Quant à Chaoubi, il considère que « la permaculture n’est qu’un retour aux origines, en ressuscitant les méthodes agricoles efficientes utilisées jadis par nos ancêtres ». Ainsi, en vue de créer un écosystème intégré conciliant l’Homme et la nature, le projet mené par l’Association de l’agriculteur moderne est articulé autour de deux piliers principaux qui se complètent: l’écotourisme et les produits de terroir biologiques.
La création d’une coopérative féminine de produits de terroir constitue ainsi le couronnement de cette expérience. Elle propose déjà une riche variété de produits dont notamment le couscous à base de lentilles, qui reste le plat typique de la région. Elle compte aussi dans ses rayons le couscous d’orge, de maïs, de blé et d’avoine, la semoule d’orge (belboula), la semoule de blé (berkoukech), zammita (un mélange de farines et de plantes aromatiques), le caroube, le jujube, l’origan, le fenugrec, les petits pois et les légumineuses.
Selon Bouchra Khettabi, présidente de la coopérative des femmes de Brachoua, la difficulté rencontrée au départ résidait dans le fait de convaincre les femmes du village d’adhérer au projet. « Elles n’avaient jamais imaginé qu’un jour elles pourraient travailler et devenir productives. Mais une fois passée cette étape, on s’est mis au travail de manière graduelle et aujourd’hui nous arrivons à livrer de grandes quantités de produits ».
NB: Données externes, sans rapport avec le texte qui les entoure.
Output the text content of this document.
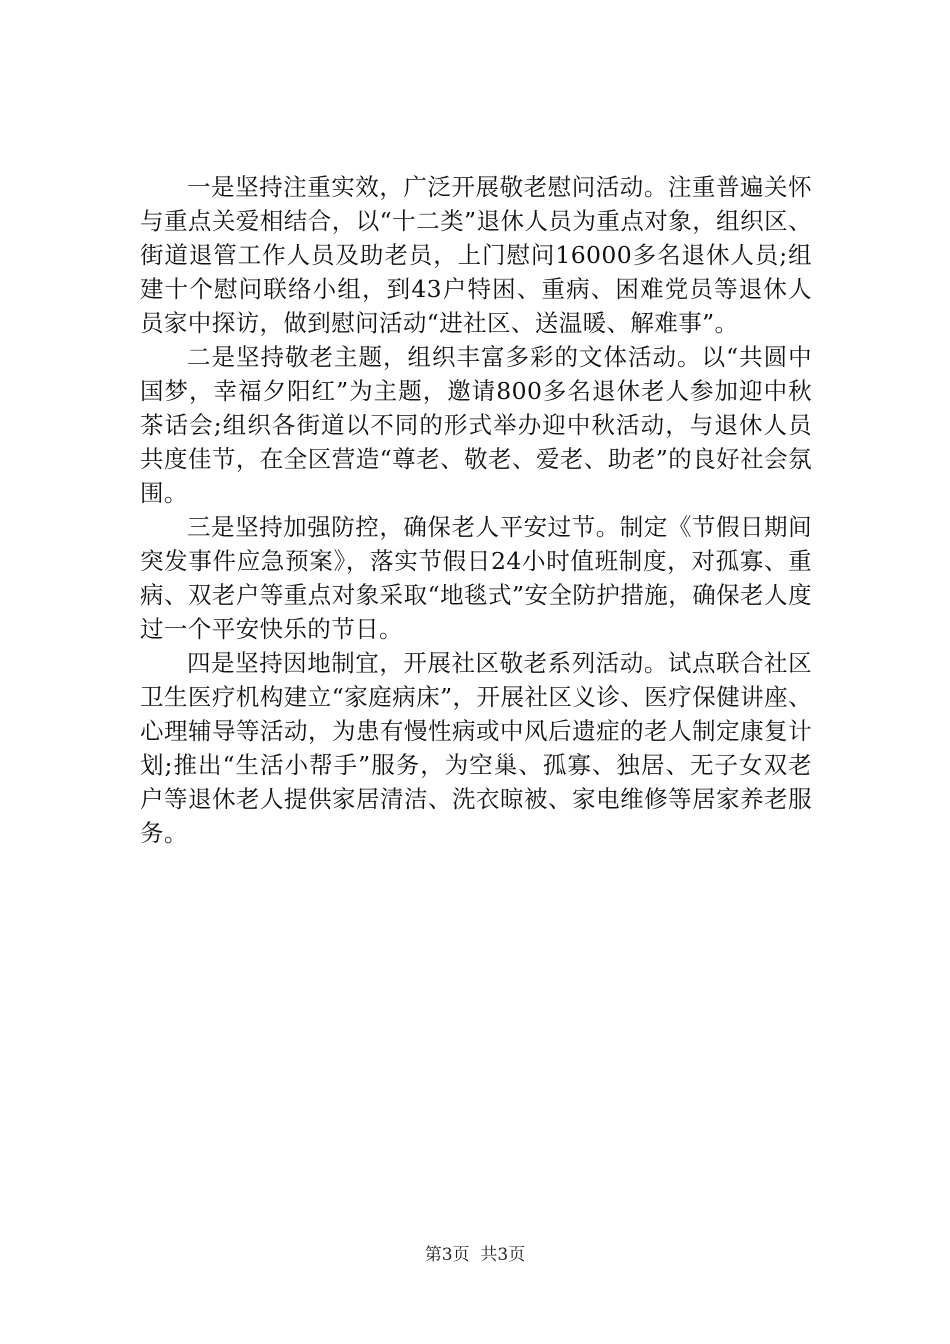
一是坚持注重实效，广泛开展敬老慰问活动。注重普遍关怀与重点关爱相结合，以“十二类”退休人员为重点对象，组织区、街道退管工作人员及助老员，上门慰问16000多名退休人员;组建十个慰问联络小组，到43户特困、重病、困难党员等退休人员家中探访，做到慰问活动“进社区、送温暖、解难事”。

二是坚持敬老主题，组织丰富多彩的文体活动。以“共圆中国梦，幸福夕阳红”为主题，邀请800多名退休老人参加迎中秋茶话会;组织各街道以不同的形式举办迎中秋活动，与退休人员共度佳节，在全区营造“尊老、敬老、爱老、助老”的良好社会氛围。

三是坚持加强防控，确保老人平安过节。制定《节假日期间突发事件应急预案》，落实节假日24小时值班制度，对孤寡、重病、双老户等重点对象采取“地毯式”安全防护措施，确保老人度过一个平安快乐的节日。

四是坚持因地制宜，开展社区敬老系列活动。试点联合社区卫生医疗机构建立“家庭病床”，开展社区义诊、医疗保健讲座、心理辅导等活动，为患有慢性病或中风后遗症的老人制定康复计划;推出“生活小帮手”服务，为空巢、孤寡、独居、无子女双老户等退休老人提供家居清洁、洗衣晾被、家电维修等居家养老服务。

第3页 共3页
La coopérative a commencé, en effet, à distribuer aux marchés de Rabat et à participer aux expositions nationales, comme elle a été choisie pour exposer ses produits biologiques dans le marché solidaire de Casablanca qui a ouvert ses portes en mars 2017. « Notre produit est très prisé et jouit d’une très bonne réputation grâce sa qualité, son respect des normes d’hygiène ainsi que l’absence de produits chimiques », s’est félicitée Khettabi.
Quant à l’écotourisme, les visiteurs du village qui affluent de différents pays du globe, passent « des moments précieux de liberté dans la nature », selon Chaoubi. Ils y trouvent un environnement convivial, une vie simple et décontractée, et se délectent d’une nourriture biologique saine, comme ils bénéficient de randonnées dans les montagnes et même de formations sur la permaculture.
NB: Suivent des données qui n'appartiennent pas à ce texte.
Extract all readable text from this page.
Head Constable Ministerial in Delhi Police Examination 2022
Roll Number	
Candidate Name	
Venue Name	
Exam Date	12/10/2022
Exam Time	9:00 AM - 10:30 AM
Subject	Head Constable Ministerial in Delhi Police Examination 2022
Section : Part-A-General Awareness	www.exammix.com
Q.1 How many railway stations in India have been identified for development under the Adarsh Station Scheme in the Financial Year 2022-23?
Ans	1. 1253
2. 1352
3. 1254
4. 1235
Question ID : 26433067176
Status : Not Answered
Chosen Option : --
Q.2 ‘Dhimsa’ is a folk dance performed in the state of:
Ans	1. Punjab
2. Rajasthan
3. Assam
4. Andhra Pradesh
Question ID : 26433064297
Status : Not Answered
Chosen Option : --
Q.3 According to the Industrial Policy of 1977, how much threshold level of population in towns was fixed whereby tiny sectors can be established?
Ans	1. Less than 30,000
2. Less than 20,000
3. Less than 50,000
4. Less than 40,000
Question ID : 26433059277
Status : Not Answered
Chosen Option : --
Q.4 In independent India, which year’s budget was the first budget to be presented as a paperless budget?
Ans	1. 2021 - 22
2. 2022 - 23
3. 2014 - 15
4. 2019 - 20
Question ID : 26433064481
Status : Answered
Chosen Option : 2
« Ce volet appuie la commercialisation du produit local d’une manière peu coûteuse comme il contribue à la promotion de l’image de la région aux niveaux national et international », explique-il.
Grâce aux relations entretenues avec d’autres associations, les habitants du douar ont bénéficié de formations dans les domaines de la permaculture, l’agriculture biologique et le tourisme (hygiène, accueil, cuisine, etc.). Par la suite, et pour étendre le périmètre de cette expérience, les jeunes de la région sont devenus à leur tour des formateurs dans d’autres régions du Royaume.
Et ce n’est pas tout, car après la réussite de cette première expérience, d’autres horizons semblent s’ouvrir devant cette association innovante. Elle pense désormais à créer d’autres coopératives dédiées à l’artisanat et la fabrication des tapis, l’élevage caprin et l’aviculture.
En démontrant concrètement que la permaculture est un savoir-faire et un mode de vie qui constitue le chemin le plus court vers une vie prospère, pérenne et respectueuse de la diversité, cette expérience inspirante mérite d’être dupliquée sur une plus grande échelle afin de promouvoir le développement socioéconomique et préserver les écosystèmes locaux.